Newspapers reported that the attack was denounced in statements from across the political spectrum including Syriza,PASOK and the Greek Communist Party and the Journalist’s Union of the Athens Daily Newspapers. “The strangers who approached him asked him first if he is a journalist and when he answered affirmatively they started beating him with planks, while the police looked on,” the union stressed in an announcement.
On 28 January, several journalists were denied access to a citizens’ meeting about the possible creation of a new asylum seeker centre in the village of Luttelgeest, according to newspaper reports. An emergency regulation was issued to refuse journalists access to the meeting.
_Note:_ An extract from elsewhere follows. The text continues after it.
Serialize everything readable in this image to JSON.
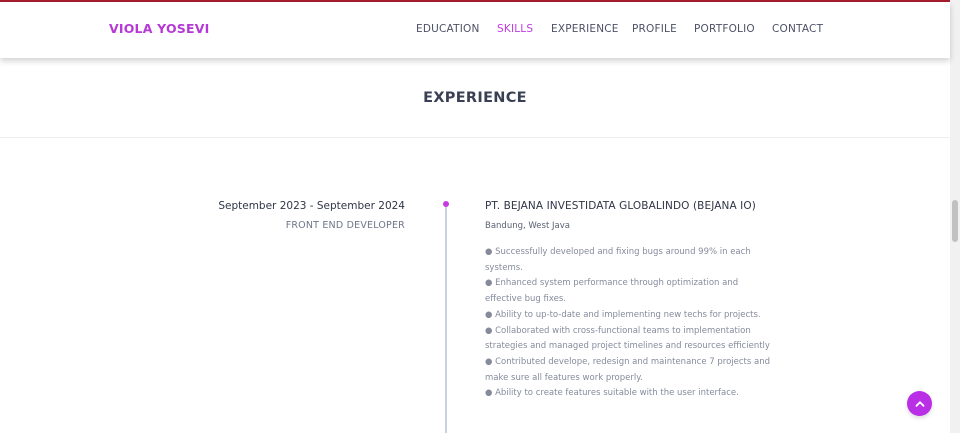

The mayor also banned journalists from travelling within a radius of five kilometres of the village.
The Dutch Association of Journalists, the NVJ, condemned the measure saying that it was not the first time journalists have been banned. “It has happened many times now,” NVJ secretary Thomas Bruning said. “If journalists are denied access, they are obstructed from doing their job. This is alarming and should not happen in a democracy.”
By seizing control of the media, whose footsteps is #Kaczynski following on? #Poland #Putin https://t.co/vIbDWgrG6q
— The Globalist (@theglobalist) February 8, 2016
Even Europe’s youngest democracies are fighting off attacks on media freedom.
As Index on Censorship has previously reported, there is a growing trend in Poland of the government using defamation actions to stop criticism in the media. The most recent example, on 3 February, saw Poland’s ruling Law and Justice party, PiS, file a libel suit against the largest daily newspaper in the country, Gazeta Wyborcza about an opinion piece it disliked.
The article argued that PiS and Poland’s president Andrej Duda have behaved like a “mafia state” for pardoning former anti-corruption official Mariusz Kaminski, for abuse of power. Duda issued the pardon before Kaminski had exhausted the appeals process, a point that the author of the piece, Wojciech Czuchnowski, criticised in his opinion piece.